The three lead actresses are excellent, and are, importantly, believable as sisters. Marjorie Lopez Tibbs' hangdog Lenny plucks nervously at her shapeless brown cardigan. Trudi Jackson's Meg crackles with a brittle sexiness, and the scene in which she admits her nervous breakdown makes compelling, uncomfortable viewing. Gemma Sutton is great as Babe, veering between affectionate sisterly solidarity, abject despair, and a tense longing for young lawyer Barnett.

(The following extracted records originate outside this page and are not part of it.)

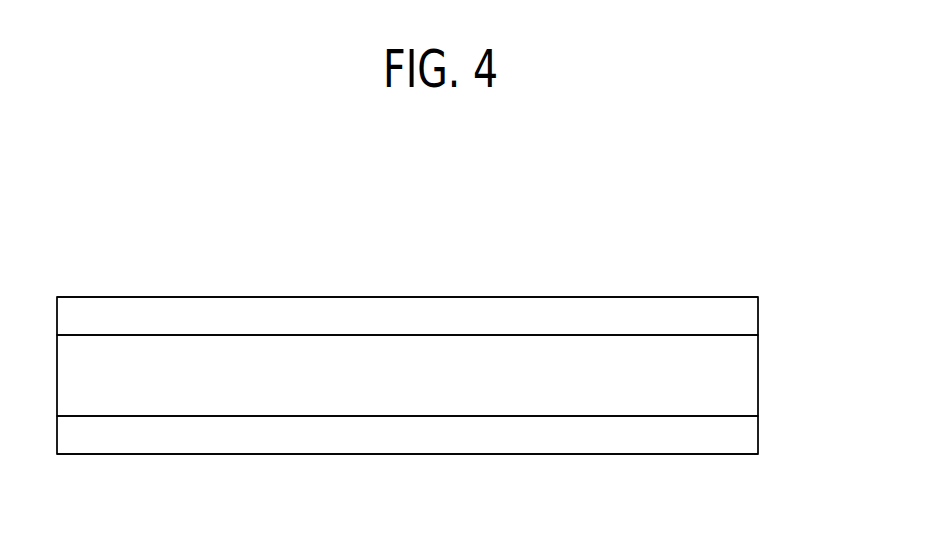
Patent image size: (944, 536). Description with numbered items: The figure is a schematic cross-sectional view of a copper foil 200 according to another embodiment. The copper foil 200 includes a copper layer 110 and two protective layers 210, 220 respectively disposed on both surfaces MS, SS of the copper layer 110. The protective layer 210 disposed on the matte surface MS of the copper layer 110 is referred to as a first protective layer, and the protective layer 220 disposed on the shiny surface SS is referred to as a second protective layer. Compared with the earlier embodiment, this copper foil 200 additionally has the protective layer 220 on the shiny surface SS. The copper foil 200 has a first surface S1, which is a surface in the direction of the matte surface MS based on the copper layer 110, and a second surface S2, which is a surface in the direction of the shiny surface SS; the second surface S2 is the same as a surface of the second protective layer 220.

The copper foil 200 is at (71, 209).
The first protective layer 210 is at (745, 318).
The copper layer 110 is at (745, 377).
The second protective layer 220 is at (745, 435).
The matte surface MS is at (280, 334).
The shiny surface SS is at (280, 417).
The first surface S1 is at (434, 297).
The second surface S2 is at (434, 455).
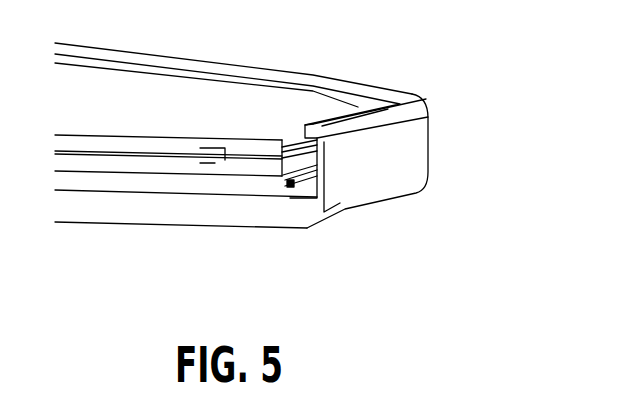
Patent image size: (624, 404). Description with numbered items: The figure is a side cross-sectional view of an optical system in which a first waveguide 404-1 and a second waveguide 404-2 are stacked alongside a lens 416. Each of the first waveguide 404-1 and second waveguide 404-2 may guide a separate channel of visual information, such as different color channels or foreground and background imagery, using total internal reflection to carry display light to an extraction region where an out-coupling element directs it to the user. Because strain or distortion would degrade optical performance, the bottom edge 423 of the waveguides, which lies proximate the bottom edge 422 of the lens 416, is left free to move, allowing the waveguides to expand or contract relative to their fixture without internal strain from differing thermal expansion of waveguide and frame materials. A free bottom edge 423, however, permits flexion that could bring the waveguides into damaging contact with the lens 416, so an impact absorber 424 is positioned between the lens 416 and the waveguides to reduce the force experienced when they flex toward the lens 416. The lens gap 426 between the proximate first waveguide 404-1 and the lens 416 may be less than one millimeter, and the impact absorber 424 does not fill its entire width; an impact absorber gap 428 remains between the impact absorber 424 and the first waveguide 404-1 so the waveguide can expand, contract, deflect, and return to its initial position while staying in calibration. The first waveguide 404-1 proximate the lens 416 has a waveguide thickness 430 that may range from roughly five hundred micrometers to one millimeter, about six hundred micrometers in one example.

The first waveguide 404-1 is at (107, 163).
The second waveguide 404-2 is at (185, 147).
The waveguide thickness 430 is at (233, 163).
The bottom edge of the waveguides 423 is at (316, 78).
The bottom edge of the lens 422 is at (414, 160).
The lens 416 is at (135, 212).
The lens gap 426 is at (240, 186).
The impact absorber gap 428 is at (285, 185).
The impact absorber 424 is at (286, 188).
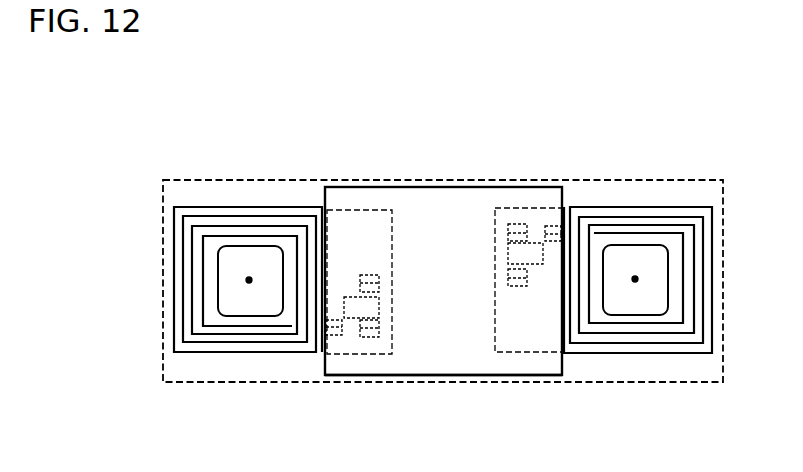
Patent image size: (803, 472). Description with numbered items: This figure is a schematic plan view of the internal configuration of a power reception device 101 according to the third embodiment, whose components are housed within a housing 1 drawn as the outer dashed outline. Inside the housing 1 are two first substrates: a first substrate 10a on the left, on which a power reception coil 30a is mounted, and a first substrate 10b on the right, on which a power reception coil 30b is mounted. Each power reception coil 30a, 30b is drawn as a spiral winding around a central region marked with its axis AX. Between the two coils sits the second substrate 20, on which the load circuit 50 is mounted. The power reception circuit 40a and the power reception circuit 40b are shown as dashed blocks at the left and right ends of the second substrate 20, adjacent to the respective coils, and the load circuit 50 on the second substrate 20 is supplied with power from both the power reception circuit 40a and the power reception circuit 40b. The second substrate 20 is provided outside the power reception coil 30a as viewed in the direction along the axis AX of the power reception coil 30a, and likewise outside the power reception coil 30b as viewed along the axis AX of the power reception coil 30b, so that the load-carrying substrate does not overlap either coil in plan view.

The housing 1 is at (710, 382).
The power reception device 101 is at (540, 130).
The second substrate 20 is at (428, 375).
The load circuit 50 is at (472, 360).
The first substrate 10a is at (203, 352).
The first substrate 10b is at (658, 353).
The power reception coil 30a is at (250, 342).
The power reception coil 30b is at (592, 343).
The power reception circuit 40a is at (370, 337).
The power reception circuit 40b is at (518, 287).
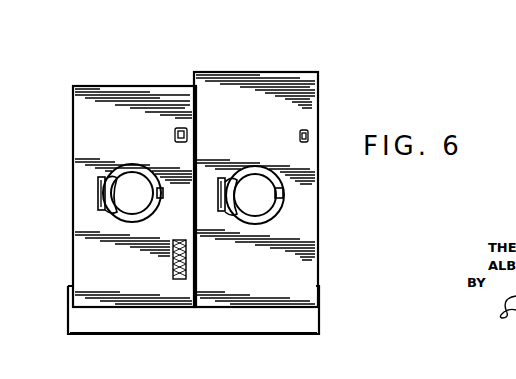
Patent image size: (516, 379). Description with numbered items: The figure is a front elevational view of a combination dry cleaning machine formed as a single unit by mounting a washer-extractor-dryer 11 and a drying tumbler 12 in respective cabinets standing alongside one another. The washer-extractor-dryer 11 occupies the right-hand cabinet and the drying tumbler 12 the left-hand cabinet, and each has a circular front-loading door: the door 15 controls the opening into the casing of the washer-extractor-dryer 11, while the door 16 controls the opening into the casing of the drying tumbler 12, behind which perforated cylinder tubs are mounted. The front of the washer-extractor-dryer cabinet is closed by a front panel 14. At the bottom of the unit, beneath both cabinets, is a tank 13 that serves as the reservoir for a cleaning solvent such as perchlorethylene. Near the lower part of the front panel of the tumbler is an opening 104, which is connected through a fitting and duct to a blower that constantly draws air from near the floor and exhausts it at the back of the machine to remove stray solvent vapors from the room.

The washer-extractor-dryer 11 is at (262, 66).
The drying tumbler 12 is at (116, 82).
The tank 13 is at (300, 325).
The front panel 14 is at (318, 92).
The front-loading door 15 is at (268, 191).
The front-loading door 16 is at (118, 171).
The opening 104 is at (173, 260).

The chemistry between Babe and Barnett (a smouldering Leon Williams) is sizzling, but provides the only heat in a production in which the sensuous warmth of the Deep South is missing (though this is admittedly difficult to achieve in the Union's cold cellar space.) However, the cast do successfully negotiate the Southern accent.

Director Paul Foster finds some dark humour; on discovering that her sister's fifteen year old lover was "Black. Coloured. I mean, a Negro." Meg delivers the line "Babe, I didn't even know you were a Liberal" absolutely beautifully. However, the pace drops in the second act and there is some extraneous, saggy expository dialogue, though the tension which builds towards the end of Act III just about salvages the momentum, and the closing scene is lovely.

There are vague nods to the Southern Gothic in some discussion of dead cats and "crippled" children, and all three sisters are explicitly psychologically affected by a traumatic childhood. Babe seems almost bi-polar in her intensity at times, but the play seems to tiptoe around the edges of insight into mental illness instead of confronting it.

Though well acted, Beth Henley's Pulitzer Prize winning play falls frustratingly shy of a forensic examination of its characters messy motives. Like Babe's bullet, it fires wide of the heart.